When working with (possibly) dangerous equipment always keep your left hand behind your back, and wear rubber footwear.

• Energy is another aspect of capacitor danger, but without sufficient voltage it is very unlikely that a capacitor can kill you by inducing a current through your body. But it sure can do harm when shorted. IIRC there was a question about this recently. – Wouter van Ooijen Aug 26 '15 at 10:22
• yeah that is (marginally) covered by the 50V thing – Vladimir Cravero Aug 26 '15 at 10:28
• Sort of. The thing is that that a cap will only deliver current for short amount of time. And the current needed to cause fibrilation in under 1s is much larger than for longer exposures. Also the current from a cap drop exponentially with time. From bme.ccny.cuny.edu/faculty/mbikson/BiksonMSafeVoltageReview.pdf: "The threshold values for ventricular fibrillation, the “main cause of death by electrical shock”, were 40 mA for >3s exposure, 50 mA at 1 s exposure, and 500 mA for 0.1 s exposure (left hand-to-foot/feet)." – Fizz Nov 5 '15 at 8:55

If you've got a charged cap, it will be most likely be connected to some circuits... Or in the progress of unassembling it, you'll be touching it - perhaps with some other instruments.

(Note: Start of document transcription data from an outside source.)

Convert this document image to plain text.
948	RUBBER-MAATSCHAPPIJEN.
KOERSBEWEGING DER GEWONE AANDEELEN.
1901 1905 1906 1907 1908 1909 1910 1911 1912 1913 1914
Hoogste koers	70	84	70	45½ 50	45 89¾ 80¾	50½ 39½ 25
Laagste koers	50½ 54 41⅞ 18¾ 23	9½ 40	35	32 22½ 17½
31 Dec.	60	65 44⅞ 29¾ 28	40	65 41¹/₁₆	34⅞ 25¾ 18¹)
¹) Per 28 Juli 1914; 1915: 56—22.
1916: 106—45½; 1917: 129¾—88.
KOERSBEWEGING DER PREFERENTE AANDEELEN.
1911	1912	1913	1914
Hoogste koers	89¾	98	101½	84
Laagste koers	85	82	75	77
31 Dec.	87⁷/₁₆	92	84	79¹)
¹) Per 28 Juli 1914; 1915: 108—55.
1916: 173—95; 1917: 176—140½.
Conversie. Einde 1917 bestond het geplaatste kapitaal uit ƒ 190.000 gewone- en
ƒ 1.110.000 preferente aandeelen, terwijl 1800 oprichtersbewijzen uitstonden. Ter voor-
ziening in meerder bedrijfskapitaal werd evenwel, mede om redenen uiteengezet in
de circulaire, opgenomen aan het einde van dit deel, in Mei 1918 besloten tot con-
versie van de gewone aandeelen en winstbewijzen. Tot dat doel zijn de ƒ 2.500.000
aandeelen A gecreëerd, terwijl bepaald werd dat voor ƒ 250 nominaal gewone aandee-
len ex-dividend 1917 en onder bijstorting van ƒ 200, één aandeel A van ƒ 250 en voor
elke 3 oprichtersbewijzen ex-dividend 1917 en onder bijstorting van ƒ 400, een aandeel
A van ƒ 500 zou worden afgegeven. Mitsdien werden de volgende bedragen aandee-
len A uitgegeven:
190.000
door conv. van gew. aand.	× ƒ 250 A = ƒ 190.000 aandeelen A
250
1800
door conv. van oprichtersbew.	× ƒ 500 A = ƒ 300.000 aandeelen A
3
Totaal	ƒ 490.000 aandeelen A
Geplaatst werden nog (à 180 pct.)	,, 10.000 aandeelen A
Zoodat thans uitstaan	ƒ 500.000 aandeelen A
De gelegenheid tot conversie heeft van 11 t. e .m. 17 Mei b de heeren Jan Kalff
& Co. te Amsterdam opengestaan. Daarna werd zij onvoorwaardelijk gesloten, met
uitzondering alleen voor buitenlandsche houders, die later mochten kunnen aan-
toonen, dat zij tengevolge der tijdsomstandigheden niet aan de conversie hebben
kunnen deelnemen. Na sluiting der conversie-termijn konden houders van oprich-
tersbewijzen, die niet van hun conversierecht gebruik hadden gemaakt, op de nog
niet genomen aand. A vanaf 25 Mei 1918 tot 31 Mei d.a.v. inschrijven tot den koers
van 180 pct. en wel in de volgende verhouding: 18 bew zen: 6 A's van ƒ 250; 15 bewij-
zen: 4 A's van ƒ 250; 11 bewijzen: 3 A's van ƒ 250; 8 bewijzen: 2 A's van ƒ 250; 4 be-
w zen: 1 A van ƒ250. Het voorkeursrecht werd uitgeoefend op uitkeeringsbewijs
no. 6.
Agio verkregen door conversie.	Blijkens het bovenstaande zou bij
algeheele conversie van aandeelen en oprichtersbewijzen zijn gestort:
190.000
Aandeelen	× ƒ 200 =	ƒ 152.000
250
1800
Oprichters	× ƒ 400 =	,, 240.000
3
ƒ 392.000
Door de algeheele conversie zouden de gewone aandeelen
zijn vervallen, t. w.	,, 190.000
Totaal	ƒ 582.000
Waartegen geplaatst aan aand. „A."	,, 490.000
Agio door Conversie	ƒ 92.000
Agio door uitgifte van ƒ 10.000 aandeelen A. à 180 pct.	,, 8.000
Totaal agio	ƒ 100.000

Its easy to construct a path to connect 2 different parts of your body with the 2 pins of the capacitator in this way...

So the short answer would be "yes", i think.

(And most of the time, you might be lucky.)

It's useful to do a bit of risk analysis.

Purely electrically, discharging a 120 V capacitor through your finger is very unlikely to immediately kill you, but likely to give you a burn mark. Discharging it through the body carries a greater risk, but realistically, you will probably be startled but fine. Keep in mind that universal power supplies will often boost the voltage to about 300 V in its first stage, to have a smooth, well defined DC voltage to work with. The power stored in the capacitor will relatively quickly be dissipated through the DC/DC converter and the capacitor's voltage will stabilize at the DC/DC converter cutoff voltage, and will then very slowly discharge through whatever leakage path are in place. The purely electrical risk analysis will be the same.

The bigger risk in this case is actually your reaction during the shock. Startled as you are, you may do any number of more or less dangerous movements. Maybe you will jump backwards and hit your head. Maybe you will charge your arm toward the exposed 230 V mains wire you have lying around the bench. Maybe you will pull out the oscilloscope from the shelf and have it fall over your head. You get the idea.

You can practically treat the capacitor, on its own, as being non-lethal. The more pertinent issue is to develop a careful more attitude to safety than thinking "this setup is safe, so I don't need to worry." What if you didn't turn off the power switch this time? What if you left that temporary test wire in place and forgot about it? What if you're making an assumption about the circuit that is not true, or the circuit is broken and doesn't work as expected - perhaps being the reason why you're debugging it in the first place.

You have everything to gain and nothing to lose from embracing a paranoid attitude about electrical safety. Always measure twice, every time. Never assume that a circuit is safe or discharged. Remember, accidents happen when you don't expect them.